Я буду рассказывать вам о Дивин, смешивая, по настроению, мужской и женский род, и если мне случится в рассказе вдруг заговорить о какой-нибудь женщине, я справлюсь, я найду выход, я постараюсь сделать так, чтобы не было путаницы.

Дивин появилась в Париже лет за двадцать до смерти. Она была тогда тоненькой и стремительной, какой и останется до конца своей жизни, пусть и превратившись в угловатую женщину-мальчика. Около двух часов ночи она вошла в заведение Граффа на Монмартре. Посетители были еще грязной, бесформенной глиной. Дивин – прозрачной, чистой водой. В просторное, утонувшее в сигаретном дыму кафе с закрытыми окнами, со шторами, натянутыми на полые металлические карнизы, она принесла свежесть скандала, это была свежесть утреннего ветра, удивительная мягкость шелеста сандалий о камни храма, и подобно тому, как ветер заставляет кружить листву, она кружила головы, внезапно сделавшиеся совсем легкими (безумные головы), головы банкиров, торговцев, альфонсов, холостяков, управляющих, полковников, огородных чучел.

Она села за стол одна и заказала чай.

– Хорошо бы китайского, мой милый, – сказала она.

Улыбалась. Для клиентов у нее имелась возбуждающая бахвальская улыбка. Так об этом говорили, покачивая головой. Для поэта и для читателя ее улыбка пусть будет загадочной.

В тот вечер она была одета в шелковую золотистую блузку, синие брюки, явно украденные у какого-то матроса, на ногах кожаные сандалии. На пальце, кажется, на мизинце, незаживающей язвой алел какой-то камень.

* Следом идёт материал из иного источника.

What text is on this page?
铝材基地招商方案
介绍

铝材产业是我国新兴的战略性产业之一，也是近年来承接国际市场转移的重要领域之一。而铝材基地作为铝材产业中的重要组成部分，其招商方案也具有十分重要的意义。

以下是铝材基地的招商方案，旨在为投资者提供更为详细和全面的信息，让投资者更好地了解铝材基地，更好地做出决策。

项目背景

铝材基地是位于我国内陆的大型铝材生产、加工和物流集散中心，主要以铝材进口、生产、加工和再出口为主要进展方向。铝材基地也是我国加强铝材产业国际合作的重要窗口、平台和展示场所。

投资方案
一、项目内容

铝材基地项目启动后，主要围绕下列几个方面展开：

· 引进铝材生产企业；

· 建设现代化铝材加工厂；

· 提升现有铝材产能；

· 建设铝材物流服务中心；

Когда принесли чай, она стала пить его, как у себя дома, маленькими глотками (простушка), оттопырив мизинчик, аккуратно ставя чашку на столик после каждого глотка. Вот ее портрет: вьющиеся каштановые волосы, завитки падают на глаза и щеки, как будто на голове у нее многохвостая кошка. Лоб выпуклый и гладкий. В глазах отчаяние, но они все равно поют, и мелодия перетекает из глаз в рот, полный острых зубов, и от зубов – ко всем ее жестам, к едва заметным движениям, и вновь выплескивается через глаза, и это очарование волнами проходит по всему ее телу, до босых ног. Чувствительное тело. Ноги могут быть очень проворными, когда спасаются от призраков, на пятках от ужаса вырастают крылья. Она очень ловка, ведь чтобы уйти от погони, сбить призрак со следа, нужно мчаться быстрее мысли. Она пила чай под взглядами тридцати пар глаз, опровергающих все, что произносили презрительные рты, раздосадованные, удрученные, увядшие.

Дивин была грациозна и в то же время похожа на ярмарочного гуляку, искательницу редких впечатлений, изысканных зрелищ, невозмутимого игрока, на всех тех, кто шатается в поисках приключений по балаганам городка аттракционов. От малейшего их жеста, затягивают ли они узел галстука, стряхивают сигаретный пепел, приходят в движение игральные автоматы. Дивин воздействовала на уровне сонных артерий. Она была неумолимо обольстительна. Если бы это зависело только от меня, я бы сделал из нее рокового героя, как я люблю. Роковой – это тот, кто решает судьбы других, когда те в оцепенении разглядывают его. Я бы сделал героя с твердокаменными бедрами, гладкими плоскими щеками, тяжелыми веками, коленями языческих богов, такими прекрасными, что в них отражалось бы отчаяние мудрого лица мистика. Я бы лишил ее чувственной привлекательности. Чтобы она согласилась стать заледеневшей статуей. Но я прекрасно понимаю, что несчастный Демиург обречен создавать творение по своему подобию и что Люцифера он сделать не смог. В камере моя дрожь постепенно передается граниту, так нужно. Ведь я надолго останусь с ним лишь наедине, я заставлю его дышать моим дыханием и запахом моих кишечных газов, торжественных и сладких. И это будет длиться, пока не кончится моя книга, пока я не выведу ее из оледенелого оцепенения, не передам все свои страдания, пока постепенно не освобожу от зла и, держа за руку, поведу к святости.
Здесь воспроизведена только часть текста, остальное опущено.